Rahmat's Children


Kali ini aku akan menceritakan tentang keluargaku di kampus, anak-anak Papi Rahmat Hartanto. Aku menceritakan penggalan kisah mereka masing-masing dalam beberapa tulisanku sebelum ini. Aku pernah bercerita tentang Papi, pernah tentang cerita tentang tiga anak perempuan papi, tapi belum pernah bercerita tentang anak laki-laki papi. Keluarga papi ini terbentuk karena kami pernah satu departemen saat ikut organisasi yang sama, Kerohanian Islam Fakultas Psikologi, Unair. Dan, Papi pernah bilang bahwa kekeluargaan kami harus selalu terjaga, karena keluarga bukan sekedar karena ikatan darah, namun bisa juga karena ikatan ukhuwah. Cie

Okey, aku akan menceritakan satu per satu dari mereka. Sebelum anak-anaknya, aku akan menceritakan kepala keluarganya, yaitu Papi Rahmat Hartanto. Aku suka sekali menyebutnya sebagai orang yang idealis tapi realistis, karena memang itu yang sering diajarkan papi. Papi juga “mendidik” kami untuk percaya pada diri sendiri, melakukan apapun atas dasar diri sendiri dan Allah, bukan orang lain. Beberapa kali pembahasan tentang ini selalu menarik. Guyonan yang dilemparkan papi cenderung receh, mutlak bisa mengundang gelak tawa kami saat rapat atau kopi darat. Berhubung usianya sudah 2 tahun di atasku, aku jadi suka menggodanya untuk segera mencari Mami untuk kami. Hehe. Begitulah, papi yang selalu mengelak sering berakhir speechless atau cuman lempar senyum kalau sudah kudesak begitu. Sampai sekarang pun, aku masih sering curhat dan cerita macam-macam dengan Papi. Bagiku, pertimbangan dari Papi cukup penting, karena dia sering melihat dari sudut pandang yang berbeda denganku. Oke, lanjut ke anak-anaknya...

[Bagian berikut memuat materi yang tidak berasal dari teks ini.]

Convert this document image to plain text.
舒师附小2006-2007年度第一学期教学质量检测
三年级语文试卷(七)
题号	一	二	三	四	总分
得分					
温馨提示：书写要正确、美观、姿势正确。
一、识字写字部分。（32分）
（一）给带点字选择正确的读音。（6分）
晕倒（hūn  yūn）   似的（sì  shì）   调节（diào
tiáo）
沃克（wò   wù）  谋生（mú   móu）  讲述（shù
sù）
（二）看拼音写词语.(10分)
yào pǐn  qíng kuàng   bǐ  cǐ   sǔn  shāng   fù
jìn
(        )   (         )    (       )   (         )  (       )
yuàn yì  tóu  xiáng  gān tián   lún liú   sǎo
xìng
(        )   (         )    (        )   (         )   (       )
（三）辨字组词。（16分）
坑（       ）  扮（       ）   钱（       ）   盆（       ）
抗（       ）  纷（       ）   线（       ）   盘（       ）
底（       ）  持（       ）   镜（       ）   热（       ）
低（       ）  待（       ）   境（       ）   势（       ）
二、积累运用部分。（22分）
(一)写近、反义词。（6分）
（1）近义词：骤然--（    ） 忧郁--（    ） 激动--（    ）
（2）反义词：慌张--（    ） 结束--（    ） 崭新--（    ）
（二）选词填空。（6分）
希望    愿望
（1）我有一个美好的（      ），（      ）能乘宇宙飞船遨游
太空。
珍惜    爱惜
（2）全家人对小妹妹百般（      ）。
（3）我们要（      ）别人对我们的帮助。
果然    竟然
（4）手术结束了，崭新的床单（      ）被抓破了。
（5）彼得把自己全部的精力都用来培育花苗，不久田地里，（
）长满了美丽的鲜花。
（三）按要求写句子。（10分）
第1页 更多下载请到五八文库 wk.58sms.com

Yang pertama, Ana Ahmilu Thoyyibah, anak perempuan papi yang pertama. Aku pernah menyinggung kisah hijrahnya di tulisanku tentang Kisah Hijrah Seorang Muslimah, aku juga pernah menyinggung di tulisan tentang Anak Perempuan Papi. Seperti yang selalu kuceritakan dia adalah perempuan yang sangat cuek dengan lingkungannya sekaligus sangat peduli dengan orang di lingkarannya. Aku selalu kagum dengan keinginannya yang keras dan mantap. Dia juga anak yang mau bekerja keras untuk mencapai apa yang diinginkannya. Skripsi dia adalah skripsi paling rempong pada periodenya, dan dia benar-benar mampu menyelesaikannya dengan baik. Keikhlasannya membantu dan melakukan sesuatu untuk orang lain pun menginspirasiku untuk melakukan hal yang sama. Dia adalah orang yang selalu konsisten pada pilihannya, walaupun dihadapkan pada berbagai kesulitan dan keterbatasan, dia benar-benar mau berusaha untuk tetap bertahan dan menjalani keinginannya dengan ikhlas.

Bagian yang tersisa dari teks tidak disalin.